Question

The general term of a series is given by ${{a}_{n}}=4n-3$. Find the terms ${{a}_{17}}$ and ${{a}_{24}}$ of the series.

Answer 1

Hint: We have been given the question that the general formula of a series is ${{a}_{n}}=4n-3$. So, we can find ${{a}_{17}}$ and ${{a}_{24}}$ by directly substituting the value of n as 17 and 24 in the general equation.

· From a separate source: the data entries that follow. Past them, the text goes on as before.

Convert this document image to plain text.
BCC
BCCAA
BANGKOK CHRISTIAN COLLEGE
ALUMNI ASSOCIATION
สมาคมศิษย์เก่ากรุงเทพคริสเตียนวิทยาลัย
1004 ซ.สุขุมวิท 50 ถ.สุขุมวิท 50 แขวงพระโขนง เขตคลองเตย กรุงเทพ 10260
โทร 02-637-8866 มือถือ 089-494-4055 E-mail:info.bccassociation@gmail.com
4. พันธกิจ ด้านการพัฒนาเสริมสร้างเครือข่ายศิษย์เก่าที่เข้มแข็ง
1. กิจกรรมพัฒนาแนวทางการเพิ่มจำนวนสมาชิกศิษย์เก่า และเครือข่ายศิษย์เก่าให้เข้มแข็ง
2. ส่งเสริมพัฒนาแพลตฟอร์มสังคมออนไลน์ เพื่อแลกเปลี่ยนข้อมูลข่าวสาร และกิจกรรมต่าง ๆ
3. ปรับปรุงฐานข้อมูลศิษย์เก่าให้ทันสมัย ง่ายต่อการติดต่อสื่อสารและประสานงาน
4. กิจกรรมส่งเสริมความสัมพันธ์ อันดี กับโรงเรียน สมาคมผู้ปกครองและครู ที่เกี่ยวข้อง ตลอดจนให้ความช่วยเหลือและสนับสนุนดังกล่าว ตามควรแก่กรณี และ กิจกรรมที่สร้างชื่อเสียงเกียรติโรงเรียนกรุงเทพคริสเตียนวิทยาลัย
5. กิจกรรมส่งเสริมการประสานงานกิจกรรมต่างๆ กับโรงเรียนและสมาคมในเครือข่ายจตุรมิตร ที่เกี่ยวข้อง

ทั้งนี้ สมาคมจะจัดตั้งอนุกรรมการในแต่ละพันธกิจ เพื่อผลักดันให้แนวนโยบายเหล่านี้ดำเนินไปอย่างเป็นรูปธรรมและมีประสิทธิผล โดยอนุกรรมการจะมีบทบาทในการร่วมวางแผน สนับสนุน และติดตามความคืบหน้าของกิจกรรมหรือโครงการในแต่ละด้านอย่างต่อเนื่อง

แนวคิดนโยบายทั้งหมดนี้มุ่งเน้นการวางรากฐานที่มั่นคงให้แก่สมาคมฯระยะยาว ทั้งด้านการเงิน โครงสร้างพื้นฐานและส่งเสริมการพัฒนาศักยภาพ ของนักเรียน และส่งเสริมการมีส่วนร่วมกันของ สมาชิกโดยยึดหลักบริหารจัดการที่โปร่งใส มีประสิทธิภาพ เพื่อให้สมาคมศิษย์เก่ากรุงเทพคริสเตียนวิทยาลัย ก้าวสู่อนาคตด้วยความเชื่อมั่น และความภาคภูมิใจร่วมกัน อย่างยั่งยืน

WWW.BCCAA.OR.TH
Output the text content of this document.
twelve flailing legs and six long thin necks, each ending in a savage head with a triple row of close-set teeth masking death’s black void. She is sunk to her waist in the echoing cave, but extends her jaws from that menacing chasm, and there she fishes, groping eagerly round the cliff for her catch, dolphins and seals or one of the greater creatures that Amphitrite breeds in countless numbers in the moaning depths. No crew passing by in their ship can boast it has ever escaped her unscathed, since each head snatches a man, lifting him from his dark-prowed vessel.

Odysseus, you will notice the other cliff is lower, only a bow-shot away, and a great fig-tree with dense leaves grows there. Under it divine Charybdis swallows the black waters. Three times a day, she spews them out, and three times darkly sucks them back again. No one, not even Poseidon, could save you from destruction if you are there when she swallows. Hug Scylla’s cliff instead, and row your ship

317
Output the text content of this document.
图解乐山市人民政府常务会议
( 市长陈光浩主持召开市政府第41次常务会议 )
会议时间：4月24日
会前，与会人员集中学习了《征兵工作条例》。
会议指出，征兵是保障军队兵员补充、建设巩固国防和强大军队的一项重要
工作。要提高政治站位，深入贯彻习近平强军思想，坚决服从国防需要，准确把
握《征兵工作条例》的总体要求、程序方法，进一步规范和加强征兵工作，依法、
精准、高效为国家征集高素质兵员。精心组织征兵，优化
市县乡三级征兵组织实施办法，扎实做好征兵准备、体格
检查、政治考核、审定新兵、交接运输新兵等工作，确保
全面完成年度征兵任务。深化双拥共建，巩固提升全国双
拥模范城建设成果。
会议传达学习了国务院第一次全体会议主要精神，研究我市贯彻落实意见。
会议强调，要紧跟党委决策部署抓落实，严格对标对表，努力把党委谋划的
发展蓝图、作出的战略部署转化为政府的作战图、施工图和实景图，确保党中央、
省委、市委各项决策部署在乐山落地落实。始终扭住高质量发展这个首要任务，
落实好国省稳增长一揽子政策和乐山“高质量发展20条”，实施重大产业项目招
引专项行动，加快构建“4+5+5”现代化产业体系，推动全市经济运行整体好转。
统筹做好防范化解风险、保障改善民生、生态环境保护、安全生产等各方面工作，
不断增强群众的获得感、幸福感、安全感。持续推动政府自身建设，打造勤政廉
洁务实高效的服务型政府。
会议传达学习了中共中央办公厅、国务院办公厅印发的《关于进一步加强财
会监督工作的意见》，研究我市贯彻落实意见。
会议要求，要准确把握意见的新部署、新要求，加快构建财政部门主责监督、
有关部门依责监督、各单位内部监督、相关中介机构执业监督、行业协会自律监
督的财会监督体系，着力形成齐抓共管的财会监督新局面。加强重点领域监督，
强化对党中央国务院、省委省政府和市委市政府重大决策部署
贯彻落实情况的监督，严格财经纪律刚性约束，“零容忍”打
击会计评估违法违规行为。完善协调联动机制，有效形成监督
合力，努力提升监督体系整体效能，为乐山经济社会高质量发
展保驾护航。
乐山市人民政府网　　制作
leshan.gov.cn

Complete step-by-step answer:
It is given in the question that the general formula of a series is ${{a}_{n}}=4n-3$ and we have to find the value of ${{a}_{17}}$ and ${{a}_{24}}$. So, we can directly find the value of the given terms, ${{a}_{17}}$ and ${{a}_{24}}$ by substituting the value of n as 17 in the first case and n as 24 in the second case in the general equation.
Now, it is given in the question that the general term of a series, ${{a}_{n}}=4n-3$.
Let us consider the first case where we have to find the value of ${{a}_{17}}$, so we get that n = 17. So, we can write it as:
${{a}_{17}}=4\times 7-3$
${{a}_{17}}=68-3=65$
Hence, we get ${{a}_{17}}=65$.
Now, let us consider the second case where we have to find the value of ${{a}_{24}}$, so we get that n = 24. So, we can write it as:
${{a}_{24}}=4\times 24-3$
${{a}_{24}}=96-3=93$
Hence, we get ${{a}_{24}}=93$.
Therefore we get the ${{17}^{th}}$ term of the series as 65 and the ${{24}^{th}}$ term of the series as 93.

Note: In this question, we are given the general term of series so it is easy to find any term of that series, but if the general term of the series is not given in the question, then we have to find the general term of the series first. For example, consider the series 2, 4, 6, 8, 10. The general term of this series can be represented as ${{a}_{n}}=a+(n-1)d$ as this series is in A.P because the common difference of the series is 2. So, the general term can be written as ${{a}_{n}}=a+(n-1)2$. Now we can find any term of the series by substituting the values for n.